I have used this approach many times, and I’ve found it to be enormously valuable both for me and for the donor. The most successful gifts are those that come as a result of an open dialogue with the donor about what they want to achieve with their philanthropy. In the pre-solicitation meeting, you might actually float a range by the donor to get their feedback. This can be especially helpful if you’re seeking an unrestricted gift or capacity building funding. Always be sure your donor knows the purpose of the meeting in advance. If you choose to have a “pre-ask” meeting, use this time to explore key questions that will allow you to create a highly personalized, inspiring gift proposal for their consideration.

An Example: One of my clients was meeting with a loyal donor couple, who was very involved with the organization, and had given generously for over a decade.
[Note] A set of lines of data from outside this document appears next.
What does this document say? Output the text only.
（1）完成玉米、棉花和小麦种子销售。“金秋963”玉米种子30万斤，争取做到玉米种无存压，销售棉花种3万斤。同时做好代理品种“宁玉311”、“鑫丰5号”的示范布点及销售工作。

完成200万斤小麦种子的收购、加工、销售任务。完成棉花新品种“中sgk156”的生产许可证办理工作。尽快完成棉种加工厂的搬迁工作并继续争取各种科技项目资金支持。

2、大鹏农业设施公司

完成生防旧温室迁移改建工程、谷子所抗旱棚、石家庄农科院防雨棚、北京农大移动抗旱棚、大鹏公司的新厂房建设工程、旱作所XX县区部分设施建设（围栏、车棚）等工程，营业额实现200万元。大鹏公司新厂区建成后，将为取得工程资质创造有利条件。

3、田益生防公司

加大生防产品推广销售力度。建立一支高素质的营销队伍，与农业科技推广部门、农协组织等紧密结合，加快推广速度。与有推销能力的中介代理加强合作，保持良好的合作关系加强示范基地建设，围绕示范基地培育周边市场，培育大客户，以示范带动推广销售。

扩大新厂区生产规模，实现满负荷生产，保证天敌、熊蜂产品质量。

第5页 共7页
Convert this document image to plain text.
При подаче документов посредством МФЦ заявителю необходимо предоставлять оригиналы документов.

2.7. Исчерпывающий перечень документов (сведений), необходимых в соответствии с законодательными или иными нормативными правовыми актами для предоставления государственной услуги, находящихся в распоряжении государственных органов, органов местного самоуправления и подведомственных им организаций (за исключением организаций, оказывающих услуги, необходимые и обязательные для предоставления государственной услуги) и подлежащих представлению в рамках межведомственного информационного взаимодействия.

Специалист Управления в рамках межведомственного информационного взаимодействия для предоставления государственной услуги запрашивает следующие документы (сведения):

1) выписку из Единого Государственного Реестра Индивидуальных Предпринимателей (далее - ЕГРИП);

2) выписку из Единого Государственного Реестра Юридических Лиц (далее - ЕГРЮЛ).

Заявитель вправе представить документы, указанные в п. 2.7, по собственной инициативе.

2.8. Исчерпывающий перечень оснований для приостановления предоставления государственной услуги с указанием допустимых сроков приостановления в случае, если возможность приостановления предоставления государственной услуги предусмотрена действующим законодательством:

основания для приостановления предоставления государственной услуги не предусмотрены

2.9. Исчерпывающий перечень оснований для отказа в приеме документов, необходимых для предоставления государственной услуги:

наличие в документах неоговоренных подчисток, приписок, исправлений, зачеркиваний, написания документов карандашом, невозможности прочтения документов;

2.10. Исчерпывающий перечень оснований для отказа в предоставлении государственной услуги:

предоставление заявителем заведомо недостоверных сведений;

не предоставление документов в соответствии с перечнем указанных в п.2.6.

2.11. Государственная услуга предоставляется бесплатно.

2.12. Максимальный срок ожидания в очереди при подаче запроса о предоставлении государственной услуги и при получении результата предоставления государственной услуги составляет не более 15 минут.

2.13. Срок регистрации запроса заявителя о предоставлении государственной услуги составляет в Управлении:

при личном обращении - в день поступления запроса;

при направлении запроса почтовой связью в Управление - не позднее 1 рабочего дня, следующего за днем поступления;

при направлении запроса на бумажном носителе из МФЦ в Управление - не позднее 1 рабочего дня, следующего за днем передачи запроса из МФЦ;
They made 3 previous gifts in the $100K-$150K range. We also knew that this couple made a $1 million gift to another organization in the community. When my client sat down with these donors to have a pre-solicitation meeting, the donors said, “We want to do something big. Whatever you present to us, we want to have a big and lasting impact.” With that important piece of information, my client felt comfortable preparing a proposal for a $1.5 million gift for a transformational capacity building gift. The donors said yes and expressed that it was the largest and most meaningful gift they had ever given. It was also the largest gift the organization had ever received.

Final Thoughts
By going through steps 1-5 above above, you will be well positioned to determine an ask amount for your donors. Keep in mind: it’s not an exact science. You’re doing the best you can with the information you have. Whether you are a staff leader or a board member soliciting gifts, it’s important to arrive at a gift amount that is informed by what you know about the donor, and not by your own comfort level with the number. The best way to know if you’re in the ballpark is to ask. If you take into consideration what I’ve outlined above, you will significantly improve your chances of getting an enthusiastic “yes!”

Remember, asking for a gift is really an invitation to that individual to be part of something meaningful and powerful. Each donor has their own set of unique circumstances that influence their capacity, inclination, and readiness to make a major gift. Your role is to engage in a process with that donor to reach an educated guess about what you think they may be able to give. If you present the gift amount in a thoughtful, respectful and donor-centered way, even if the amount is off the mark, the donor will likely respond with helpful feedback about what they can give. Go forth and ask with joy and confidence!